Migraine Study by NUCCA

Migraine Study by NUCCA

Migraine headaches, & ICCI: Statistically Significant Improvements Found for Migraine only. Why?

Upper Cervical Chiropractic Research Show #014 – Chiropractic Deep Dive Podcast – Effect of Atlas Vertebrae Realignment in Subjects with Migraine: An Observational Pilot Study by H. Charles Woodfield III, D. Gordon Hasick, Werner J. Becker, Marianne S. Rose & James. N. Scott

Migraine headaches have been helped by NUCCA for decades. This pilot study just puts what we have been seeing for decades in the literature.  If you know anyone with Migraine headaches who hasn’t tried NUCCA, Dr. Kevin Leach specializes in NUCCA in his office in Edmonds, Washington. Leave any questions or comments for Dr. Leach and Dr. Evans that you may have.

– To Your Health

Dr. Kevin Leach

Dr. Kevin Leach:  11 migraine patients diagnosed by their medical neurologist received NUCCA Chiropractic Care and while secondary outcomes like less pain and a decrease in headache days was observed, there were mixed results with the primary outcome measure. Dr. Evans and I discuss the research and more on this episode of the Upper Cervical Chiropractic research show. Hi there, I’m Dr Kevin Leach here with the Chiropractic Deep Dive Podcast bringing you the most important research and information on conservative primary spine care, upper cervical chiropractic care, and traditional chiropractic care. These research reviews interviews and episodes are made for you whether you’re a medical doctor, patient, or concerned family member or friend.
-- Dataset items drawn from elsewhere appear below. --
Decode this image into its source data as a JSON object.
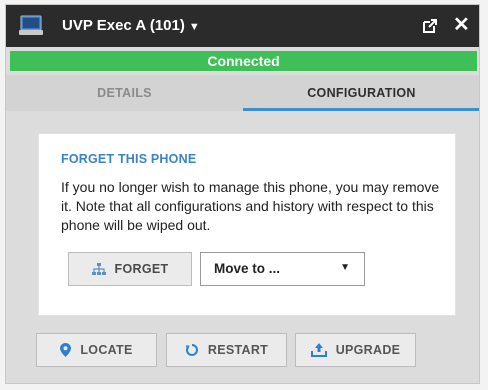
{
  "window": {
    "title": "UVP Exec A (101)",
    "caret": "▼",
    "close": "✕",
    "icons": [
      "phone-icon",
      "popout-icon",
      "close-icon"
    ]
  },
  "status": {
    "text": "Connected",
    "color": "#3fbf57"
  },
  "tabs": [
    {
      "label": "DETAILS",
      "active": false
    },
    {
      "label": "CONFIGURATION",
      "active": true
    }
  ],
  "forget_card": {
    "heading": "FORGET THIS PHONE",
    "body": "If you no longer wish to manage this phone, you may remove it. Note that all configurations and history with respect to this phone will be wiped out.",
    "forget_button": "FORGET",
    "move_select": {
      "value": "Move to ...",
      "caret": "▼"
    }
  },
  "actions": [
    {
      "label": "LOCATE",
      "icon": "location-pin-icon"
    },
    {
      "label": "RESTART",
      "icon": "restart-icon"
    },
    {
      "label": "UPGRADE",
      "icon": "upgrade-icon"
    }
  ],
  "colors": {
    "accent": "#3a8fd2",
    "heading": "#3a83c6",
    "titlebar": "#2b2b2b"
  }
}
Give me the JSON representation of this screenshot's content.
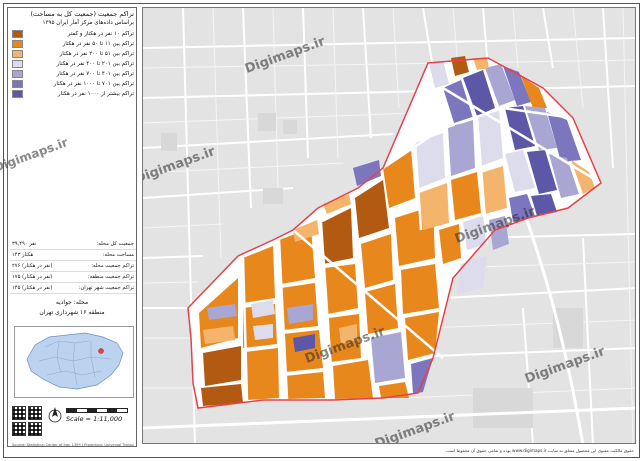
{
  "panel": {
    "title_line1": "تراکم جمعیت (جمعیت کل به مساحت)",
    "title_line2": "براساس داده‌های مرکز آمار ایران ۱۳۹۵",
    "legend": [
      {
        "label": "تراکم ۱۰ نفر در هکتار و کمتر",
        "color": "#b25a12"
      },
      {
        "label": "تراکم بین ۱۱ تا ۵۰ نفر در هکتار",
        "color": "#e8881c"
      },
      {
        "label": "تراکم بین ۵۱ تا ۲۰۰ نفر در هکتار",
        "color": "#f5b46b"
      },
      {
        "label": "تراکم بین ۲۰۱ تا ۴۰۰ نفر در هکتار",
        "color": "#dcdcec"
      },
      {
        "label": "تراکم بین ۴۰۱ تا ۷۰۰ نفر در هکتار",
        "color": "#a9a6d4"
      },
      {
        "label": "تراکم بین ۷۰۱ تا ۱۰۰۰ نفر در هکتار",
        "color": "#7b76bd"
      },
      {
        "label": "تراکم بیشتر از ۱۰۰۰ نفر در هکتار",
        "color": "#5c57a6"
      }
    ],
    "stats": [
      {
        "label": "جمعیت کل محله:",
        "value": "۳۹,۴۹۰ نفر"
      },
      {
        "label": "مساحت محله:",
        "value": "۱۴۳ هکتار"
      },
      {
        "label": "تراکم جمعیت محله:",
        "value": "۲۷۶ (نفر در هکتار)"
      },
      {
        "label": "تراکم جمعیت منطقه:",
        "value": "۱۷۵ (نفر در هکتار)"
      },
      {
        "label": "تراکم جمعیت شهر تهران:",
        "value": "۱۴۵ (نفر در هکتار)"
      }
    ],
    "neighborhood": "محله: جوادیه",
    "district": "منطقه ۱۶ شهرداری تهران",
    "scale": "Scale = 1:11,000",
    "credit": "Source: Statistical Center of Iran 1395 | Projection: Universal Transverse Mercator"
  },
  "map": {
    "watermark": "Digimaps.ir",
    "north_label": "N",
    "colors": {
      "background": "#e3e3e3",
      "boundary": "#e8404a",
      "road": "#ffffff",
      "dark_orange": "#b25a12",
      "orange": "#e8881c",
      "light_orange": "#f5b46b",
      "light_purple": "#dcdcec",
      "mid_purple": "#a9a6d4",
      "purple": "#7b76bd",
      "dark_purple": "#5c57a6"
    }
  },
  "footer": "حقوق مالکیت معنوی این محصول متعلق به سایت www.digimaps.ir بوده و تمامی حقوق آن محفوظ است."
}
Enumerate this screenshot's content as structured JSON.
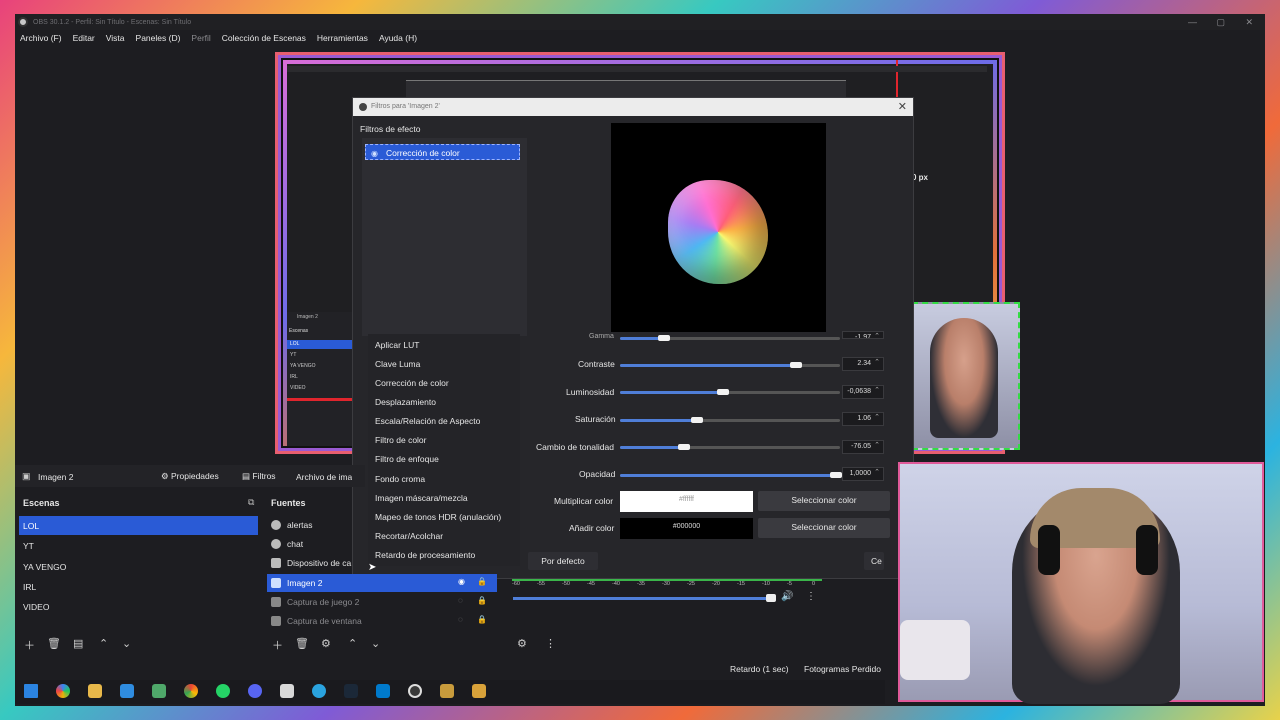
{
  "window": {
    "title": "OBS 30.1.2 - Perfil: Sin Título - Escenas: Sin Título"
  },
  "menu": [
    "Archivo (F)",
    "Editar",
    "Vista",
    "Paneles (D)",
    "Perfil",
    "Colección de Escenas",
    "Herramientas",
    "Ayuda (H)"
  ],
  "dialog": {
    "title": "Filtros para 'Imagen 2'",
    "effects_label": "Filtros de efecto",
    "selected_filter": "Corrección de color"
  },
  "add_menu": [
    "Aplicar LUT",
    "Clave Luma",
    "Corrección de color",
    "Desplazamiento",
    "Escala/Relación de Aspecto",
    "Filtro de color",
    "Filtro de enfoque",
    "Fondo croma",
    "Imagen máscara/mezcla",
    "Mapeo de tonos HDR (anulación)",
    "Recortar/Acolchar",
    "Retardo de procesamiento"
  ],
  "properties": {
    "gamma": {
      "label": "Gamma",
      "value": "-1.97",
      "level": 0.2
    },
    "contraste": {
      "label": "Contraste",
      "value": "2.34",
      "level": 0.8
    },
    "luminosidad": {
      "label": "Luminosidad",
      "value": "-0,0638",
      "level": 0.47
    },
    "saturacion": {
      "label": "Saturación",
      "value": "1.06",
      "level": 0.35
    },
    "tonalidad": {
      "label": "Cambio de tonalidad",
      "value": "-76.05",
      "level": 0.29
    },
    "opacidad": {
      "label": "Opacidad",
      "value": "1,0000",
      "level": 0.98
    },
    "multiplicar": {
      "label": "Multiplicar color",
      "value": "#ffffff",
      "button": "Seleccionar color"
    },
    "anadir": {
      "label": "Añadir color",
      "value": "#000000",
      "button": "Seleccionar color"
    }
  },
  "buttons": {
    "defaults": "Por defecto",
    "close": "Ce"
  },
  "source_toolbar": {
    "selected": "Imagen 2",
    "properties": "Propiedades",
    "filters": "Filtros",
    "image_file": "Archivo de ima"
  },
  "scenes": {
    "title": "Escenas",
    "items": [
      "LOL",
      "YT",
      "YA VENGO",
      "IRL",
      "VIDEO"
    ]
  },
  "sources": {
    "title": "Fuentes",
    "items": [
      "alertas",
      "chat",
      "Dispositivo de ca",
      "Imagen 2",
      "Captura de juego 2",
      "Captura de ventana"
    ]
  },
  "canvas_px": "0 px",
  "mixer": {
    "ticks": [
      "-60",
      "-55",
      "-50",
      "-45",
      "-40",
      "-35",
      "-30",
      "-25",
      "-20",
      "-15",
      "-10",
      "-5",
      "0"
    ]
  },
  "status": {
    "delay": "Retardo (1 sec)",
    "frames": "Fotogramas Perdido"
  },
  "preview_mini": {
    "title": "Imagen 2",
    "scenes_label": "Escenas",
    "items": [
      "LOL",
      "YT",
      "YA VENGO",
      "IRL",
      "VIDEO"
    ]
  },
  "colors": {
    "accent": "#2a5bd6",
    "bg": "#1d1d21"
  }
}
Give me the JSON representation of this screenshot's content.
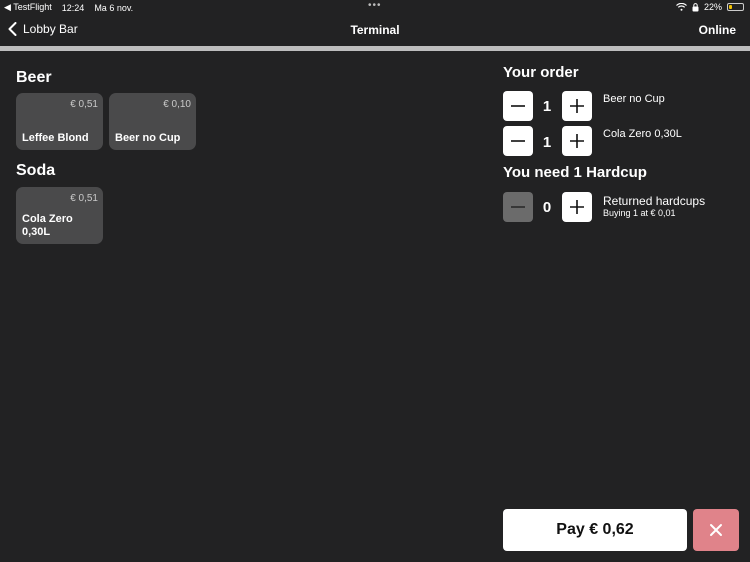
{
  "status_bar": {
    "back_app": "◀ TestFlight",
    "time": "12:24",
    "date": "Ma 6 nov.",
    "dots": "•••",
    "battery": "22%"
  },
  "nav": {
    "back_label": "Lobby Bar",
    "title": "Terminal",
    "status": "Online"
  },
  "categories": [
    {
      "title": "Beer",
      "products": [
        {
          "name": "Leffee Blond",
          "price": "€ 0,51"
        },
        {
          "name": "Beer no Cup",
          "price": "€ 0,10"
        }
      ]
    },
    {
      "title": "Soda",
      "products": [
        {
          "name": "Cola Zero\n0,30L",
          "price": "€ 0,51"
        }
      ]
    }
  ],
  "order": {
    "title": "Your order",
    "lines": [
      {
        "qty": "1",
        "name": "Beer no Cup"
      },
      {
        "qty": "1",
        "name": "Cola Zero 0,30L"
      }
    ]
  },
  "hardcup": {
    "title": "You need 1 Hardcup",
    "qty": "0",
    "name": "Returned hardcups",
    "sub": "Buying 1 at € 0,01"
  },
  "actions": {
    "pay_label": "Pay € 0,62"
  },
  "colors": {
    "background": "#222223",
    "tile": "#4a4a4b",
    "cancel": "#e0838a",
    "battery_fill": "#f2c200"
  }
}
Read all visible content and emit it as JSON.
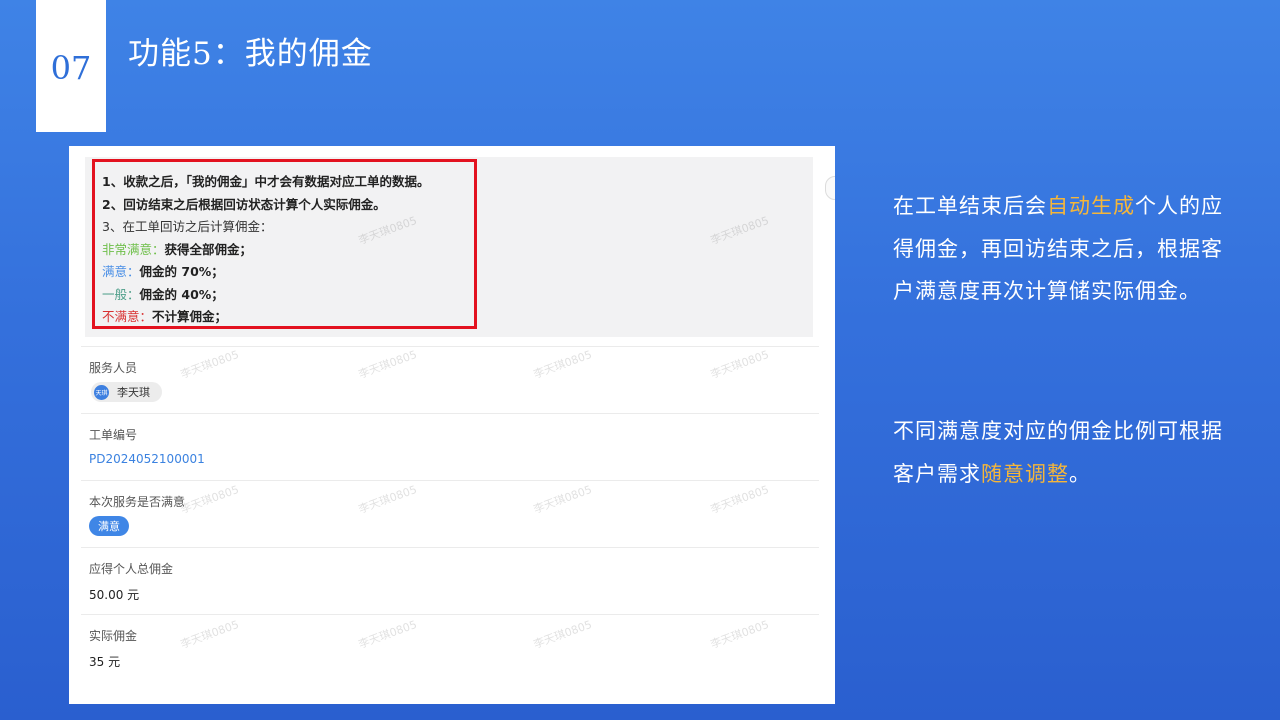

The goal of these shows is to bring awareness of the importance of taking care of our spine and the impact it has on our health and the hundreds of different health conditions it could cause without us realizing it. I’m really trying to bring value with these so I’d appreciate commenting on the videos, hitting the like button, and sharing them with as many people as you can. You never know who might need to see it. And consider subscribing to the channel so you can see all the other episodes and videos coming out. Thank you so so much, I truly appreciate your support. Now onto the show. Okay, Welcome back everyone to the Upper Cervical Chiropractic Research Show this is Episode 14. I’m Dr. Kevin Leach and I’m here once again with my good friend and colleague Dr Tyler Evans, how are you sir? 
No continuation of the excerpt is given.